Johnson began conducting nutrition deficiency studies in 2001 in a sand-box setting that was established to be able to grow trees void of specific micronutrients. The trial, which has 60 trees growing in sand tanks, has been challenging to achieve true deficiencies of micronutrients, he said, because cations found in the fairly hard well water have interfered.

“It’s easier to measure deficiencies of macronutrients like nitrogen, but it gets harder with the minor nutrients,” he said. “It’s hard to get to zero.”

They now use a water softener and regularly truck 5,000 gallons of deionized water from their greenhouse to the sand-box trees. The water softener removes magnesium and calcium. “We’re now close to getting potassium deficiency, but we don’t see obvious symptoms of calcium and magnesium deficiencies.”

He notes that a nutrient deficiency usually translates into a fruit-quality problem for growers. Once trees reach a deficiency, leaves and fruit are sampled at different locations.

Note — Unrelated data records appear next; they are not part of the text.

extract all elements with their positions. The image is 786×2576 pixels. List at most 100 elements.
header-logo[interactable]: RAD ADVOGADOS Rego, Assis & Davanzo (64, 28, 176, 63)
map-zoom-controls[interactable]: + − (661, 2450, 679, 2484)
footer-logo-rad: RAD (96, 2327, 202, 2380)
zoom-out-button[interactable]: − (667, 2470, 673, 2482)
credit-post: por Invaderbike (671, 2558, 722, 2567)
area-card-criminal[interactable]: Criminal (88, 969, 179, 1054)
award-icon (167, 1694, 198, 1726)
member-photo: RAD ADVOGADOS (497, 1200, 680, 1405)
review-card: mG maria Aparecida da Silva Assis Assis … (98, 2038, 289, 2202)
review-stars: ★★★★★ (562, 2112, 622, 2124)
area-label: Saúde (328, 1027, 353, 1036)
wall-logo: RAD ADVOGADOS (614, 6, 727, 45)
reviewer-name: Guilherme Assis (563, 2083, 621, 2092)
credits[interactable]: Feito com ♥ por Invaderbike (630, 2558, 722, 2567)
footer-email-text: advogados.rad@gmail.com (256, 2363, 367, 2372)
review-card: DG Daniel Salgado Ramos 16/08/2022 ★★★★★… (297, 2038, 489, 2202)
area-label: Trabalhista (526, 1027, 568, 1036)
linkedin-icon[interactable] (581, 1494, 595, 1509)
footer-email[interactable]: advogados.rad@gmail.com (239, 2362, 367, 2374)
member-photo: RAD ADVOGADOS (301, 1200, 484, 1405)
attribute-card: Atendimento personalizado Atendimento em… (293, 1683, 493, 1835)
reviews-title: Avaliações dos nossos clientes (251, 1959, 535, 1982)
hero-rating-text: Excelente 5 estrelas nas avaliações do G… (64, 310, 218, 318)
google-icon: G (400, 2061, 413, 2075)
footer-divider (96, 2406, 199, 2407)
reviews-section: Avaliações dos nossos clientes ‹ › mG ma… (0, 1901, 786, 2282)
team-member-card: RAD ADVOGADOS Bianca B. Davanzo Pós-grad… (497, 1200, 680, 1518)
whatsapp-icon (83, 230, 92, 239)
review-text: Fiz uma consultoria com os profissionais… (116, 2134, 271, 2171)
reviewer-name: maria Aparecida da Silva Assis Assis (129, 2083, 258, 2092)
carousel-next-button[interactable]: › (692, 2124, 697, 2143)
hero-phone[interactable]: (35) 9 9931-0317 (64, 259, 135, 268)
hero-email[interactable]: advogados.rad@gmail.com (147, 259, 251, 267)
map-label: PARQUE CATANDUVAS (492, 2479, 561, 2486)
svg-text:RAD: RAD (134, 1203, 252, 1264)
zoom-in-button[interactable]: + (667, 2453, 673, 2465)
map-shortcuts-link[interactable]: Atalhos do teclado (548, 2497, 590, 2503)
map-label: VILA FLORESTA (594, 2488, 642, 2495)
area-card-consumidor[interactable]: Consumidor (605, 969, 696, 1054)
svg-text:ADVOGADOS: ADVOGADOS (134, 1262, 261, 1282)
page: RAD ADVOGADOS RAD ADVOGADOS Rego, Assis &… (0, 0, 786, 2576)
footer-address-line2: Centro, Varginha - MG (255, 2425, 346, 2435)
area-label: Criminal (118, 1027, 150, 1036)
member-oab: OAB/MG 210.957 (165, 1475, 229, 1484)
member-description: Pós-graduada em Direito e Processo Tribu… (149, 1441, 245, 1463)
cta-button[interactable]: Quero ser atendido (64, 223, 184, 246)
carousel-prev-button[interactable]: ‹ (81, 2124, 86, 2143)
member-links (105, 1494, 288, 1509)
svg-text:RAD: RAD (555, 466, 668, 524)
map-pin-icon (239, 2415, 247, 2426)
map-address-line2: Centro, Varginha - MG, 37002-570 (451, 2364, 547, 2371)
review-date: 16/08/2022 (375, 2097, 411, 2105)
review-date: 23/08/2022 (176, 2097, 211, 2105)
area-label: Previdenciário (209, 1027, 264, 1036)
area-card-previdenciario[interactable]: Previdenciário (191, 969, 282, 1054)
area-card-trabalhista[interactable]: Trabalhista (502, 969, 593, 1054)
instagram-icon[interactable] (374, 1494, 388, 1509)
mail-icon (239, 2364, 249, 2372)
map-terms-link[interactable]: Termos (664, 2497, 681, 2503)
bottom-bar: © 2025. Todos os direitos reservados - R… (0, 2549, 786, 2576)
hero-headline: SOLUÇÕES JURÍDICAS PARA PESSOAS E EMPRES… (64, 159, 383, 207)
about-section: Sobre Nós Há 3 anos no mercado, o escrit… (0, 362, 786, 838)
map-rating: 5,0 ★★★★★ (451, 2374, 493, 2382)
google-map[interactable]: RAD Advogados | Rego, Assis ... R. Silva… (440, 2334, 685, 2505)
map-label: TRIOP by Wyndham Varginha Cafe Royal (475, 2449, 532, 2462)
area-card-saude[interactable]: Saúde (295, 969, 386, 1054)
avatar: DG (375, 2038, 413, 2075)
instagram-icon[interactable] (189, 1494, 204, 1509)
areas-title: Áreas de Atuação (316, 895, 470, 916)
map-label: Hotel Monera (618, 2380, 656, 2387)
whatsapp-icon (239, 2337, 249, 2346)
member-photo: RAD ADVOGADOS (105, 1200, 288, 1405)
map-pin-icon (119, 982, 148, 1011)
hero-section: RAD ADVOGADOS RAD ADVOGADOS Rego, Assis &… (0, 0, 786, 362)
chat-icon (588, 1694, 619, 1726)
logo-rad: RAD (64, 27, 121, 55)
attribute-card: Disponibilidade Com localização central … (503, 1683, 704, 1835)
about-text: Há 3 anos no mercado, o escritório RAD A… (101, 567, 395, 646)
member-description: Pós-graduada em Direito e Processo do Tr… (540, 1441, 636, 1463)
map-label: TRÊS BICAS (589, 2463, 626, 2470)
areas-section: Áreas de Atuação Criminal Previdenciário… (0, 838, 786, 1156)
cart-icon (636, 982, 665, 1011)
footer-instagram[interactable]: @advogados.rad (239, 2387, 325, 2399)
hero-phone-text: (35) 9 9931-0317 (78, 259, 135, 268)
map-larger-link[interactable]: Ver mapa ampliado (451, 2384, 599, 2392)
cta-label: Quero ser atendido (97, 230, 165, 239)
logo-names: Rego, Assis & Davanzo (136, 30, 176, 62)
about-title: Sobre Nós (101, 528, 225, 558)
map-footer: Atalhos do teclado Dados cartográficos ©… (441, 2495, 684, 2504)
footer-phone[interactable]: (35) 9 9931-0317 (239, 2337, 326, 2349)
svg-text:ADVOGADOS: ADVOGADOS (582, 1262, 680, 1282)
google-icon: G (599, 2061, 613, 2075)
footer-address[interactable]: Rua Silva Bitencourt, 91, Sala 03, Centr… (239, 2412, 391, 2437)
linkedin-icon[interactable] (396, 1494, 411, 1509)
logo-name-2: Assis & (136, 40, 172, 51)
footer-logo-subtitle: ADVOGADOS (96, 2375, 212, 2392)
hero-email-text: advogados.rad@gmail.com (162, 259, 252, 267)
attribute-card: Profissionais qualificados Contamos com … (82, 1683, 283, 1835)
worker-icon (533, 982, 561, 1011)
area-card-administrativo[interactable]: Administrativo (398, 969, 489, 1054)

In zinc-deficient trees, lower zinc levels were recorded in the upper section of the trees. The leaf and fruit sampling shows if nutrient levels are variable within the trees and is used in developing sampling recommendations for orchardists.

Irrigation

Johnson’s deficit irrigation studies on stone fruit are proactive, based on the premise that California’s water future is cloudy at best and at some point, agriculture will be restricted in its water use.

“We are going to run out of water someday,” he predicted, pointing to dropping levels of groundwater, increased pressure on the water supply by the state’s growing population, and lack of new water storage construction. “My motivation is that we will run out of water, though growers aren’t that worried yet because we haven’t had any real droughts.”

He has learned from several years of field trials that growers can withhold irrigation after harvest in early varieties, cutting their water use in half. But while trees survive, the water reduction resulted in double and deep-sutured fruits the following year. And the fruits can have more split pits, he found.

California soft fruit orchardists annually apply between 3 to 3.5 acre-feet of water, he noted. “The research is good information for the day when we only have two acre-feet of water available.”

Thus far, the best deficit-irrigation strategy for growers with limited water, as gleaned from the research data that compared seven different water treatments, is to stress the trees only in June and July, but not in August when flower parts for the next season are forming.